In both cases, diagnosing the causes of the pathology and developing the correct treatment strategy requires a detailed analysis of images obtained using intestinal radiography.

Local narrowing

Narrowing of the esophagus can occur due to visceral-visceral or cortico-visceral disorders. X-ray examination allows you to localize the narrowing of the esophagus, determine its extent and the degree of reduction in the lumen.

Protrusion of the esophageal wall outward with a decrease in the internal lumen

Protrusions of the wall of the esophagus in the form of a bag (diverticula) account for almost half of all diverticula of the gastrointestinal tract. Pathology occurs due to local muscle weakness. With diverticulum, the patient complains of soreness, a feeling of a lump, bad breath and other symptoms. To diagnose pathology, radiography of the esophagus, esophagoscopy and other procedures are prescribed.

Violation of the integrity of the walls - erosion, ulcers

Peptic ulcer disease of various parts of the gastrointestinal tract occurs in almost a quarter of the world's population. On the mucous membrane of the esophagus, ulcers can form due to exposure to gastric juice, reflux (true or peptic ulcers) or malignant tumors or other diseases (symptomatic ulcers).

To localize the pathology and determine its cause, an X-ray of the esophagus with contrast is prescribed.

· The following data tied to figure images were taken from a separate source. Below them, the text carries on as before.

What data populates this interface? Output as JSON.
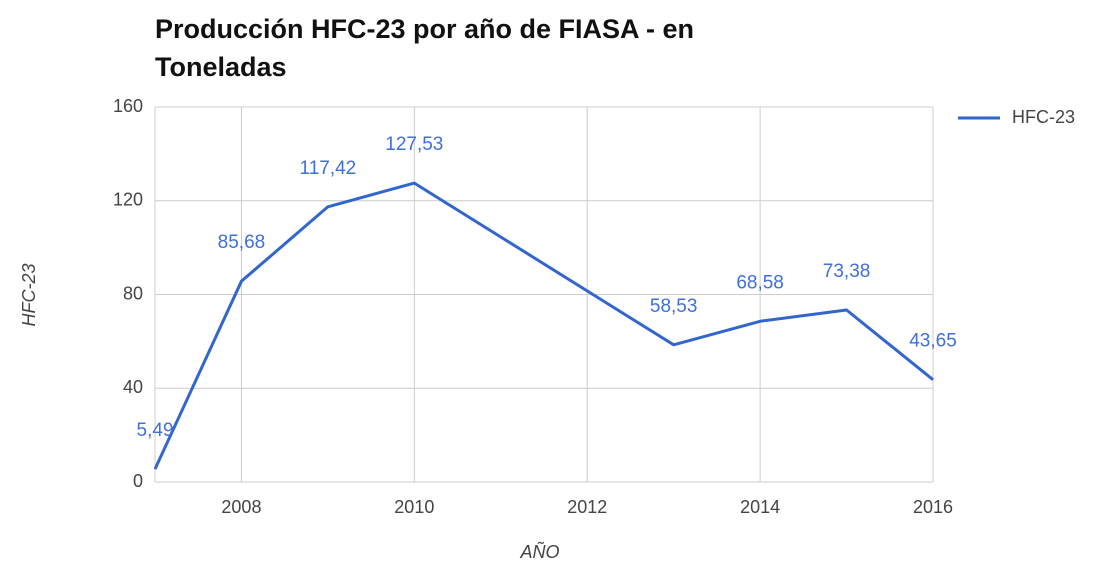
{
  "chart_data": {
    "type": "line",
    "title": "Producción HFC-23 por año de FIASA - en Toneladas",
    "x_label": "AÑO",
    "y_label": "HFC-23",
    "x": [
      2007,
      2008,
      2009,
      2010,
      2013,
      2014,
      2015,
      2016
    ],
    "series": [
      {
        "name": "HFC-23",
        "color": "#3366cc",
        "values": [
          5.49,
          85.68,
          117.42,
          127.53,
          58.53,
          68.58,
          73.38,
          43.65
        ],
        "value_labels": [
          "5,49",
          "85,68",
          "117,42",
          "127,53",
          "58,53",
          "68,58",
          "73,38",
          "43,65"
        ]
      }
    ],
    "xlim": [
      2007,
      2016
    ],
    "xticks": [
      2008,
      2010,
      2012,
      2014,
      2016
    ],
    "ylim": [
      0,
      160
    ],
    "yticks": [
      0,
      40,
      80,
      120,
      160
    ],
    "grid": true,
    "legend": "right"
  }
}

Brief description of the procedure

X-ray of the esophagus is not associated with invasion and is therefore considered a safe examination method. During the diagnosis, the specialist takes a series of x-rays of the esophagus. A barium-based contrast agent is often used to obtain a clearer, more detailed image and to view the area of ​​interest during operation.

In most cases, an x-ray of the esophagus is performed, because the method shows the condition of the organ in real time and allows you to assess its volume and shape, and see the esophagus in action.

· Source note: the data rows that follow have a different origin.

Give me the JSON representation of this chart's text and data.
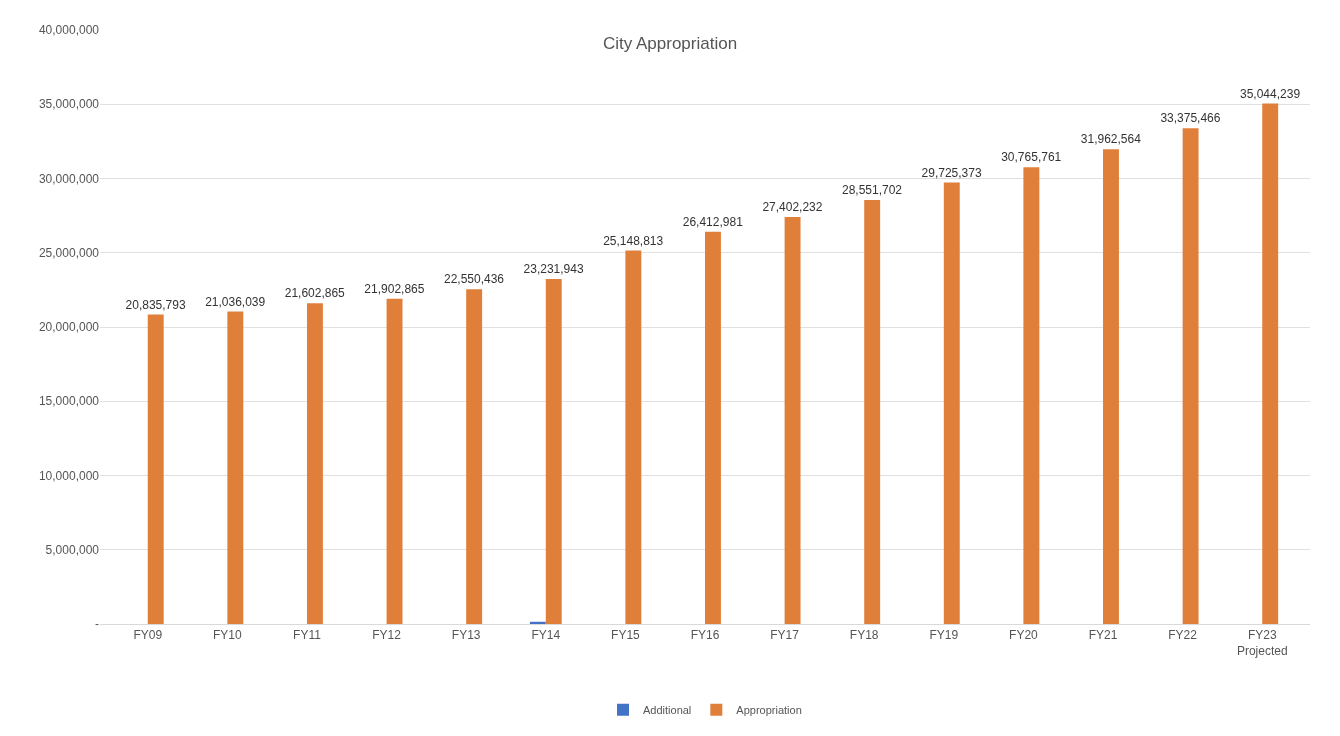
{
  "chart_data": {
    "type": "bar",
    "title": "City Appropriation",
    "categories": [
      "FY09",
      "FY10",
      "FY11",
      "FY12",
      "FY13",
      "FY14",
      "FY15",
      "FY16",
      "FY17",
      "FY18",
      "FY19",
      "FY20",
      "FY21",
      "FY22",
      "FY23\nProjected"
    ],
    "series": [
      {
        "name": "Additional",
        "color": "#4472c4",
        "values": [
          null,
          null,
          null,
          null,
          null,
          150000,
          null,
          null,
          null,
          null,
          null,
          null,
          null,
          null,
          null
        ]
      },
      {
        "name": "Appropriation",
        "color": "#e07f3a",
        "values": [
          20835793,
          21036039,
          21602865,
          21902865,
          22550436,
          23231943,
          25148813,
          26412981,
          27402232,
          28551702,
          29725373,
          30765761,
          31962564,
          33375466,
          35044239
        ],
        "value_labels": [
          "20,835,793",
          "21,036,039",
          "21,602,865",
          "21,902,865",
          "22,550,436",
          "23,231,943",
          "25,148,813",
          "26,412,981",
          "27,402,232",
          "28,551,702",
          "29,725,373",
          "30,765,761",
          "31,962,564",
          "33,375,466",
          "35,044,239"
        ]
      }
    ],
    "ylim": [
      0,
      40000000
    ],
    "yticks": [
      {
        "value": 0,
        "label": "-"
      },
      {
        "value": 5000000,
        "label": "5,000,000"
      },
      {
        "value": 10000000,
        "label": "10,000,000"
      },
      {
        "value": 15000000,
        "label": "15,000,000"
      },
      {
        "value": 20000000,
        "label": "20,000,000"
      },
      {
        "value": 25000000,
        "label": "25,000,000"
      },
      {
        "value": 30000000,
        "label": "30,000,000"
      },
      {
        "value": 35000000,
        "label": "35,000,000"
      },
      {
        "value": 40000000,
        "label": "40,000,000"
      }
    ],
    "grid": "y",
    "legend": "bottom"
  }
}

What is the method, what is the essence

The basis of the method is the ability of X-rays to penetrate tissue with different intensities. When contrasting, the injected substance delays the x-ray beam, allowing you to obtain accurate data on the structure of the esophagus and stomach, allowing you to find anatomical defects and dysfunction of the walls if the study is carried out over time. To obtain clear images, the patient takes a special position so that the contrast evenly covers the mucous membranes of the esophagus. The contrast agent film completely follows the contours of the organ and is clearly visible on photographs in any projection.